Still, as they say, all models are wrong but some models are useful. You can use the architectures above to predictably change how your models behave. So stay tuned for part 2, where we’ll walk through how some higher level operations can be broken down by the operations above.
Also, if you have other suggestions for operations that can be added to this index, let me know! There are probably other useful models and analogies that I’ve missed that can help demystify what neural networks actually do at an operations level.
Depending on the size of the GPT3 model, M ranges from 768 to ~12k.
Take a look at the Toy Models of Superposition paper for a really in depth look at how models represent and compress information.
Note that all distance measures can be inversely represented as similarity measures and vice versa, so they are used interchangeably here.
Approximately!

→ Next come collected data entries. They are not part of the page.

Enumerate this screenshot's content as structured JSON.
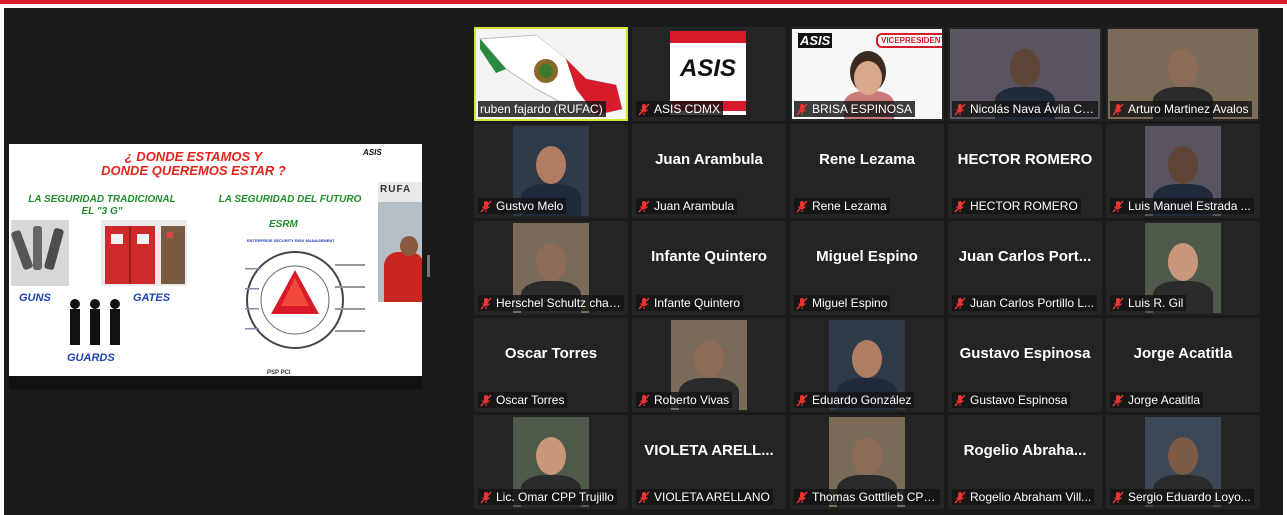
{
  "shared_slide": {
    "title_line1": "¿ DONDE ESTAMOS Y",
    "title_line2": "DONDE QUEREMOS ESTAR ?",
    "logo": "ASIS",
    "left_heading_line1": "LA SEGURIDAD TRADICIONAL",
    "left_heading_line2": "EL \"3 G\"",
    "right_heading": "LA SEGURIDAD DEL FUTURO",
    "esrm": "ESRM",
    "esrm_subtitle": "ENTERPRISE SECURITY RISK MANAGEMENT",
    "guns": "GUNS",
    "gates": "GATES",
    "guards": "GUARDS",
    "footer_cert": "PSP   PCI",
    "presenter_wall_text": "RUFA"
  },
  "participants": [
    {
      "display": "ruben fajardo (RUFAC)",
      "center_text": "",
      "video": "mexico-flag-map",
      "active": true
    },
    {
      "display": "ASIS CDMX",
      "center_text": "",
      "video": "asis-logo",
      "active": false
    },
    {
      "display": "BRISA ESPINOSA",
      "center_text": "",
      "video": "person-vicepresidenta",
      "active": false,
      "overlay_logo": "ASIS",
      "overlay_badge": "VICEPRESIDENTA"
    },
    {
      "display": "Nicolás Nava Ávila CPP",
      "center_text": "",
      "video": "person",
      "active": false
    },
    {
      "display": "Arturo Martinez Avalos",
      "center_text": "",
      "video": "person",
      "active": false
    },
    {
      "display": "Gustvo Melo",
      "center_text": "",
      "video": "person",
      "active": false
    },
    {
      "display": "Juan Arambula",
      "center_text": "Juan Arambula",
      "video": "",
      "active": false
    },
    {
      "display": "Rene Lezama",
      "center_text": "Rene Lezama",
      "video": "",
      "active": false
    },
    {
      "display": "HECTOR ROMERO",
      "center_text": "HECTOR ROMERO",
      "video": "",
      "active": false
    },
    {
      "display": "Luis Manuel Estrada ...",
      "center_text": "",
      "video": "person",
      "active": false
    },
    {
      "display": "Herschel Schultz chav...",
      "center_text": "",
      "video": "person",
      "active": false
    },
    {
      "display": "Infante Quintero",
      "center_text": "Infante Quintero",
      "video": "",
      "active": false
    },
    {
      "display": "Miguel Espino",
      "center_text": "Miguel Espino",
      "video": "",
      "active": false
    },
    {
      "display": "Juan Carlos Portillo L...",
      "center_text": "Juan Carlos Port...",
      "video": "",
      "active": false
    },
    {
      "display": "Luis R. Gil",
      "center_text": "",
      "video": "person",
      "active": false
    },
    {
      "display": "Oscar Torres",
      "center_text": "Oscar Torres",
      "video": "",
      "active": false
    },
    {
      "display": "Roberto Vivas",
      "center_text": "",
      "video": "person",
      "active": false
    },
    {
      "display": "Eduardo González",
      "center_text": "",
      "video": "person",
      "active": false
    },
    {
      "display": "Gustavo Espinosa",
      "center_text": "Gustavo Espinosa",
      "video": "",
      "active": false
    },
    {
      "display": "Jorge Acatitla",
      "center_text": "Jorge Acatitla",
      "video": "",
      "active": false
    },
    {
      "display": "Lic. Omar CPP Trujillo",
      "center_text": "",
      "video": "person",
      "active": false
    },
    {
      "display": "VIOLETA ARELLANO",
      "center_text": "VIOLETA ARELL...",
      "video": "",
      "active": false
    },
    {
      "display": "Thomas Gotttlieb CPP...",
      "center_text": "",
      "video": "person",
      "active": false
    },
    {
      "display": "Rogelio Abraham Vill...",
      "center_text": "Rogelio Abraha...",
      "video": "",
      "active": false
    },
    {
      "display": "Sergio Eduardo Loyo...",
      "center_text": "",
      "video": "person",
      "active": false
    }
  ],
  "colors": {
    "accent_red": "#d71b2b",
    "active_speaker_border": "#d4e33a",
    "tile_bg": "#242424",
    "stage_bg": "#1a1a1a"
  },
  "icons": {
    "muted": "muted-microphone-icon"
  }
}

Cosine similarity is scaled by the magnitudes of the input vectors, while vector x vector is just an unscaled dot product, i.e. the numerator of a cosine similarity calculation.
Note that no one actually does this anymore! In the Theano/Tensorflow days, this was basically the only way to do indexing efficiently on GPUs. But modern frameworks are better and more intuitive. Since a matrix is an array of arrays, the best way to look up a vector is to simply index into the first array to find the row that you want (see also: gather ops). But it’s important to understand how lookups work because it is the cornerstone of more complicated model architecture operations.
Side note: it’s reasonable to think that because you collapse the representations, you somehow tie the gradient representations to each other during training. In practice this is not the case. Application of the chain rule through back propagation results in each row having its own set of gradients, independent of the rest of the representations.